Sneak in your pets by disguising them as your regular army gear.
I promise the next clip isn’t from Hot Shots, as this is Steele Justice seals the deal with the incredibly silly rat with grenade attached to it. And we’re only 5 minutes into the film.
Grenade on a rat!! It’s officially that kind of a film
I’m not even going to bother including the scenes that follow up involving Kove having a gun that shoots knives because this movie just starts out with actions that would make Italian rip-off cinema blush. I’m also not including it as the movie suddenly changes tone completely and drops any goofy weaponry when the film announces that it’s about 15 years later.
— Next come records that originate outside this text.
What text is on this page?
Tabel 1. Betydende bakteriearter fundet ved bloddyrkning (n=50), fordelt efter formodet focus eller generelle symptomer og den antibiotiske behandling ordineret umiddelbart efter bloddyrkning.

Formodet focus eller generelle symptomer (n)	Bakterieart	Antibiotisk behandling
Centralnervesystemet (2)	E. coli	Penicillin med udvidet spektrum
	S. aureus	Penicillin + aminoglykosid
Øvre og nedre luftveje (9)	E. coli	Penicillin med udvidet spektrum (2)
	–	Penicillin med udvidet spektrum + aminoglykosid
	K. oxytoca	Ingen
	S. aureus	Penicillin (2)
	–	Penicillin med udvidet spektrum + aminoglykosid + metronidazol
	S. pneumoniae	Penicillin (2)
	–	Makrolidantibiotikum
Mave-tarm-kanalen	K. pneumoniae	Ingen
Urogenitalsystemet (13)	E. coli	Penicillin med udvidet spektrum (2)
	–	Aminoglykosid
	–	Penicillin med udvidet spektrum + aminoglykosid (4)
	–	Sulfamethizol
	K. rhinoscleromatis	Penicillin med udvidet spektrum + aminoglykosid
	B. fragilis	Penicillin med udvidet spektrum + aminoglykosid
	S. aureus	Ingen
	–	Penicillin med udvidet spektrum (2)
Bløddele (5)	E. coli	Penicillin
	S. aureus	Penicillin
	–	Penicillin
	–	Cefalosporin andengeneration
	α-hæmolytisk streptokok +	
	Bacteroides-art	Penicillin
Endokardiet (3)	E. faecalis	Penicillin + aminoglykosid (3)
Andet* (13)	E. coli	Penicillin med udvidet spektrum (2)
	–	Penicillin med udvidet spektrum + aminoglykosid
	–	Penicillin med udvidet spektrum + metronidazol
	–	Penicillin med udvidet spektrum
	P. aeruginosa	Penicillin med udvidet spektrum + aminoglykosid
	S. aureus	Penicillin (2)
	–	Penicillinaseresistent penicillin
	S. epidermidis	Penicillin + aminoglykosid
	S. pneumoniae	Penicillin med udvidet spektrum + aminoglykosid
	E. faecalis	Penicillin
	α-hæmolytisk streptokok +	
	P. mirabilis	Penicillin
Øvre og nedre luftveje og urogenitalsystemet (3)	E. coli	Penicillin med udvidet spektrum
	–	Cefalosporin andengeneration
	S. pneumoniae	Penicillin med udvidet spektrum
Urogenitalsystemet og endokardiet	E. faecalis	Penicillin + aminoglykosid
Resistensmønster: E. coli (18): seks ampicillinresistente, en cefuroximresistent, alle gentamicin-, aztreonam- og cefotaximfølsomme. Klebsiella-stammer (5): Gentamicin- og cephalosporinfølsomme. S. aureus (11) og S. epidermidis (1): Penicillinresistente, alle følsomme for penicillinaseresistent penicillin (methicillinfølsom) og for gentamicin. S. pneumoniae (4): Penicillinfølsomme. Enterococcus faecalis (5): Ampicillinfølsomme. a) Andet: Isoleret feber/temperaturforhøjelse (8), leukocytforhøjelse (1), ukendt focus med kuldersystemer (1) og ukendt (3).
Steele find his partner killed by Vietnamese gangsters who have also offed his partner’s family. The last family member remaining is Cami played by Jan Gan Boyd. Boyd is manicly miscast looking to be just as about as old as her mother. The film takes influence here from quality adult films and just give her pigtails. Instant teenager, right?
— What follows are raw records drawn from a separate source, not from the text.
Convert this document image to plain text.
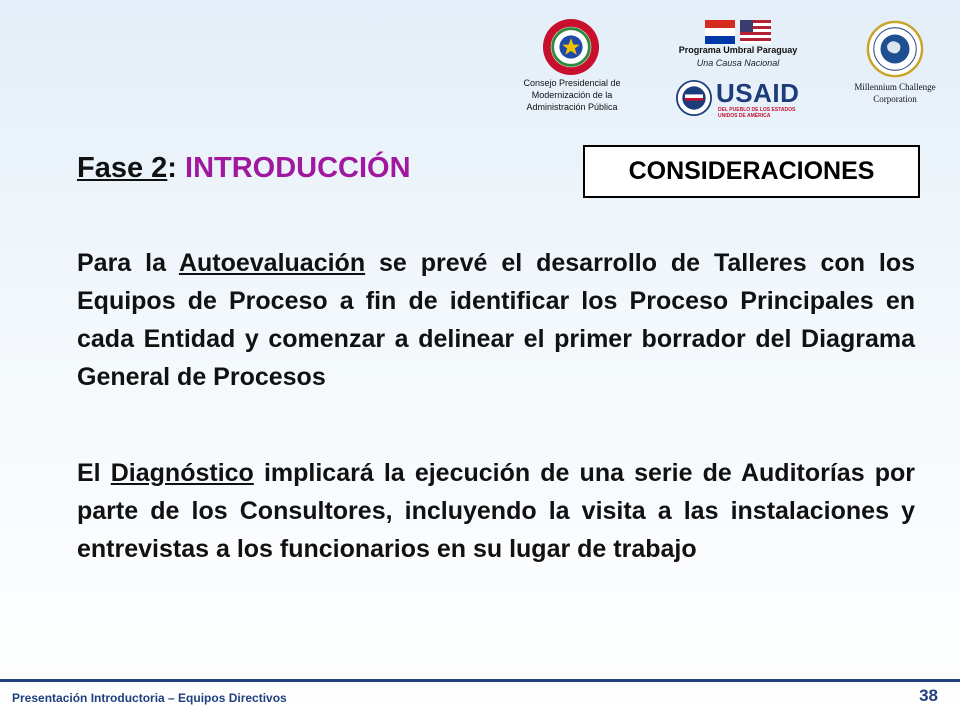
Consejo Presidencial de
Modernización de la
Administración Pública
Programa Umbral Paraguay
Una Causa Nacional
USAID
DEL PUEBLO DE LOS ESTADOS
UNIDOS DE AMÉRICA
Millennium Challenge
Corporation
Fase 2: INTRODUCCIÓN	CONSIDERACIONES

Para la Autoevaluación se prevé el desarrollo de Talleres con los Equipos de Proceso a fin de identificar los Proceso Principales en cada Entidad y comenzar a delinear el primer borrador del Diagrama General de Procesos

El Diagnóstico implicará la ejecución de una serie de Auditorías por parte de los Consultores, incluyendo la visita a las instalaciones y entrevistas a los funcionarios en su lugar de trabajo

Presentación Introductoria – Equipos Directivos	38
I’ll admit I’m being a bit harsh on the small stuff but this is all that remains firmly in memory after watching Steele Justice. Outside a few goofball choice it just turns into a poor man’s mish-mash of Rambo, Commando, and the Missing in Action films. It lacks the strange logic of Andy Sidaris films or Ninja III and instead focuses on being a far too familiar action film. Ronny Cox even plays a police sgt that’s basically the same role he had in the Beverly Hills Cop films. In my mind, it makes both these films take place in the same universe. Steele Justice for me is unofficially a spin-off of Beverly Hills Cop.
It’s not an 80s action film until you have your training montage with anthemetic rock blasting, and of course Steele Justice has one. The film does take some bizarre turns in musical cameos however. If you are into country-rock, there are some scenes of Chris Hillman (formerly of The Byrds and the Flying Burrito Band) performing with his 80s group The Desert Rose Band and a scene involving Astrid Plane, the original lead singer of synthpop group Animotion performing some delightfully poor choreography. Check out the backup dancers.
Does poor dance choreography lead to poor action scenes? In this case yes, the fights are sparse and many involve either Kove either knocking out people with a single punch or running away from battle. Only in the final showdown scene is there any element of interesting cinematography and atmosphere to give the still poorly choreographed swordplay any grit it needs to deserve your attention.
Steele Justice is not available on DVD and I manged to see it theatrically at a midnight show at the Mayfair Theater. Their was even a pre-recorded video involving Martin Kove introducing the film. Kove didn’t get into too many details about the film outside that he was excited to not play a bad guy in his role and that the film was a fun movie to make. It’s not quite as fun as Kove may hope as in between a bad film’s overtly goofy moments we have a film that’s too afraid to keep up with these more bizarre risks and just hops into the realm of safe clean action film making that I can only recommend to people who have worn out their Missing in Action tapes and need to pick up a quick bargain tape off e-bay.